Charlotte Knights statement:
“This afternoon, the cancellation of the 2020 Minor League season was announced. We are extremely disappointed in this result for all of the fans, partners, and community stakeholders with the Charlotte Knights,” the team said in a news release.
“The effects of the pandemic have been felt by all who play a part in producing the memorable experiences of Knights baseball games.
“From the players, coaches, and support staff who perform on the field to those that work in the concourses, concession stands, and front office, it takes several hundred people per game to help provide the enjoyable escape during the spring and summer. We ask that our community keep them in mind in the absence of this season. To assist the game day, front office, and non-profit partners of the Knights affected by COVID-19, please consider a contribution to our Knights Care 4 CLT effort.”
The cancelation also means no baseball this year for the Kannapolis Cannon Ballers.
“I’m just trying to keep the lights on,” Knights Chief Operations Officer Dan Rajkowksi told Channel 9.
Rajkowski said he had already laid off a third of his staff before Minor League Baseball canceled the 2020 season. He doesn’t expect more layoffs to his full-time staff, but now more than 400 part-time employees are out of work.

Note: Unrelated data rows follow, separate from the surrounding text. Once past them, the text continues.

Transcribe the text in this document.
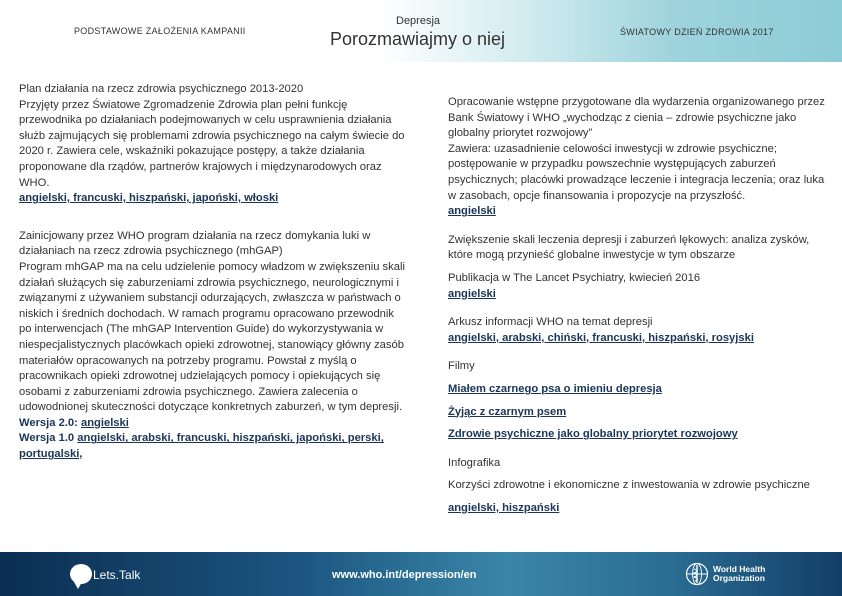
PODSTAWOWE ZAŁOŻENIA KAMPANII
Depresja
Porozmawiajmy o niej	ŚWIATOWY DZIEŃ ZDROWIA 2017

Plan działania na rzecz zdrowia psychicznego 2013-2020

Przyjęty przez Światowe Zgromadzenie Zdrowia plan pełni funkcję przewodnika po działaniach podejmowanych w celu usprawnienia działania służb zajmujących się problemami zdrowia psychicznego na całym świecie do 2020 r. Zawiera cele, wskaźniki pokazujące postępy, a także działania proponowane dla rządów, partnerów krajowych i międzynarodowych oraz WHO.

angielski, francuski, hiszpański, japoński, włoski

Zainicjowany przez WHO program działania na rzecz domykania luki w działaniach na rzecz zdrowia psychicznego (mhGAP)

Program mhGAP ma na celu udzielenie pomocy władzom w zwiększeniu skali działań służących się zaburzeniami zdrowia psychicznego, neurologicznymi i związanymi z używaniem substancji odurzających, zwłaszcza w państwach o niskich i średnich dochodach. W ramach programu opracowano przewodnik po interwencjach (The mhGAP Intervention Guide) do wykorzystywania w niespecjalistycznych placówkach opieki zdrowotnej, stanowiący główny zasób materiałów opracowanych na potrzeby programu. Powstał z myślą o pracownikach opieki zdrowotnej udzielających pomocy i opiekujących się osobami z zaburzeniami zdrowia psychicznego. Zawiera zalecenia o udowodnionej skuteczności dotyczące konkretnych zaburzeń, w tym depresji.

Wersja 2.0: angielski

Wersja 1.0 angielski, arabski, francuski, hiszpański, japoński, perski, portugalski,

Opracowanie wstępne przygotowane dla wydarzenia organizowanego przez Bank Światowy i WHO „wychodząc z cienia – zdrowie psychiczne jako globalny priorytet rozwojowy”
Zawiera: uzasadnienie celowości inwestycji w zdrowie psychiczne; postępowanie w przypadku powszechnie występujących zaburzeń psychicznych; placówki prowadzące leczenie i integracja leczenia; oraz luka w zasobach, opcje finansowania i propozycje na przyszłość.

angielski

Zwiększenie skali leczenia depresji i zaburzeń lękowych: analiza zysków, które mogą przynieść globalne inwestycje w tym obszarze

Publikacja w The Lancet Psychiatry, kwiecień 2016

angielski

Arkusz informacji WHO na temat depresji

angielski, arabski, chiński, francuski, hiszpański, rosyjski

Filmy

Miałem czarnego psa o imieniu depresja

Żyjąc z czarnym psem

Zdrowie psychiczne jako globalny priorytet rozwojowy

Infografika

Korzyści zdrowotne i ekonomiczne z inwestowania w zdrowie psychiczne

angielski, hiszpański

Lets.Talk	www.who.int/depression/en
World Health
Organization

“You know, I’ve been in this 35 years,” he said. “You get a lot of challenges. I’ve seen a lot of things, from hurricanes to tropical storms and 9/11 and everything else. This one takes the cake.”
The Knights are a seasonal business but Rajkowski said the economic hit they’re navigating right now goes beyond baseball.
“The RNC, which we were one of the Sweet 16 venues with a significant number of bookings that moved. We had concerts planned in the fall. So this was more widespread than just Knights baseball,” he said.
There is baseball being played in uptown: a collegiate wooden bat league. And restaurants are serving food to a limited number of people, following strict guidelines. But Rajkowski said that’s just a drop in the bucket.
“It doesn’t make an impact at all on what we would have to do to pay for this building,” he said.
The hope is that unique events like disc golf at the ballpark, in addition to North Carolina entering Phase Three, will provide fans fun and the Knights some financial relief.